The gym also has an upstairs that includes training boards for those who want to come on their own or are training for a specific event.

“In addition to the climbing spaces, we’re offering all kinds of climbing programming for adults and youth,” said Thorne. “We’re also offering summer camps, birthday parties, and team building.”

A big step in building Reach Indoor Climbing was creating the layout of the climbing walls and the angles to offer different climbing options.

“We wanted to have variety so we could use and reuse the space,” said Thorne. “We want to be able to create unique climbs all of the time. Every week or two weeks, part of the wall will be taken down and new ‘problems’ will be put up on the wall.
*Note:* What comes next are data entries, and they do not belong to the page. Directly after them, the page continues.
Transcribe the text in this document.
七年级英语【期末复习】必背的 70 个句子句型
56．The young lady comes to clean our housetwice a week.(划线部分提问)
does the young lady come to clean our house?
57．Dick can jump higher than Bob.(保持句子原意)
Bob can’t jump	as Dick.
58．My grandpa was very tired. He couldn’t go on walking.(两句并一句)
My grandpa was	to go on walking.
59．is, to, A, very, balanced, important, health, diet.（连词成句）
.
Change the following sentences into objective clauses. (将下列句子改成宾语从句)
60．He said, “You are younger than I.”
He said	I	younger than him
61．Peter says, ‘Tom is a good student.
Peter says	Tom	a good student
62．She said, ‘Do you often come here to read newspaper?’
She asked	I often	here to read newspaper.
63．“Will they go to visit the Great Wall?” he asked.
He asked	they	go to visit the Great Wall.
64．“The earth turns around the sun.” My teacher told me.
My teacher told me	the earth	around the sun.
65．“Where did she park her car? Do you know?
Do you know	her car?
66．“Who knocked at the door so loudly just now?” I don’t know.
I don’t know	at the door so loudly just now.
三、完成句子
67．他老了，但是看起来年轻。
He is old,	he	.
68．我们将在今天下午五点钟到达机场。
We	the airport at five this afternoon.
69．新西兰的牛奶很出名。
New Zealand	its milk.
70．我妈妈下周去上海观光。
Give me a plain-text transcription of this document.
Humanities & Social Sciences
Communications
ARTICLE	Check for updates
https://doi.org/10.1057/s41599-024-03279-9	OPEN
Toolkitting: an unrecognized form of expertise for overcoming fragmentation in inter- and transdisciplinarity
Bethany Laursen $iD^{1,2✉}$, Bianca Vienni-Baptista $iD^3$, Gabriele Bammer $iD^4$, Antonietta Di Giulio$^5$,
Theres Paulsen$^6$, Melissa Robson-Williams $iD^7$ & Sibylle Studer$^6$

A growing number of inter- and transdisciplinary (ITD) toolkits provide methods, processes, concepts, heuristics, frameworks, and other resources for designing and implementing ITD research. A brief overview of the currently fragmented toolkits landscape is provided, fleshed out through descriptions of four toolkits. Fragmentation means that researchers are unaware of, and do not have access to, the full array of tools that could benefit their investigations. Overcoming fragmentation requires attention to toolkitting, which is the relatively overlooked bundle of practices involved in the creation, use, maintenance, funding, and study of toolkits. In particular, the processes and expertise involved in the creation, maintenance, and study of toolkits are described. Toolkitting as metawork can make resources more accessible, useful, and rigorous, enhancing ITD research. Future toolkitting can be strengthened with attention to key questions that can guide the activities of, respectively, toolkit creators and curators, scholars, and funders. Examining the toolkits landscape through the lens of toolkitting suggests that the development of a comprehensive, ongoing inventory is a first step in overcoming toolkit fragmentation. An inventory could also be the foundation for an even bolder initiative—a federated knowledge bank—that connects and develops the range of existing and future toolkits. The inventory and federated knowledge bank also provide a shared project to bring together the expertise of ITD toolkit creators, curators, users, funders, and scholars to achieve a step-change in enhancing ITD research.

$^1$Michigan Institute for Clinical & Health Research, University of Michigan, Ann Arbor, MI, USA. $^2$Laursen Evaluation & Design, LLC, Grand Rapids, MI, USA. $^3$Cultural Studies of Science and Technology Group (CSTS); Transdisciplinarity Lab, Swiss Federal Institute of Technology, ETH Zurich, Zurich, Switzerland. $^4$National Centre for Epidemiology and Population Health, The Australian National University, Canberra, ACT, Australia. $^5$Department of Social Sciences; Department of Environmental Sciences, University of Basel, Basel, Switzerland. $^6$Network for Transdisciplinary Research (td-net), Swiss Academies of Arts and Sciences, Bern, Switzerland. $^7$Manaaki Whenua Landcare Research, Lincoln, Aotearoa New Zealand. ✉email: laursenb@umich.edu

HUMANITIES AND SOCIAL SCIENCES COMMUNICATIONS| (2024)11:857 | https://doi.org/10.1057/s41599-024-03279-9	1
People are used to climbing different grades, but we want to focus on teaching our customers a new skill with every different boulder or route. Our team is focused on introducing people to new skills and building climbs that let them progress through that skill development.”

There are a few key objectives the Reach Indoor Climbing team is hoping to achieve by opening in York Region, and chief among them is fostering a feeling of community while showcasing that this is a sport for everyone.

“We want to make people feel like they can come for a workout but also come for a hangout,” said Thorne. “We also really want everybody who walks into our facility to feel like it’s an easy entry point for them to climb for the first time and then develop from there. We want people to know that anybody can do this if it’s something they’re interested in.”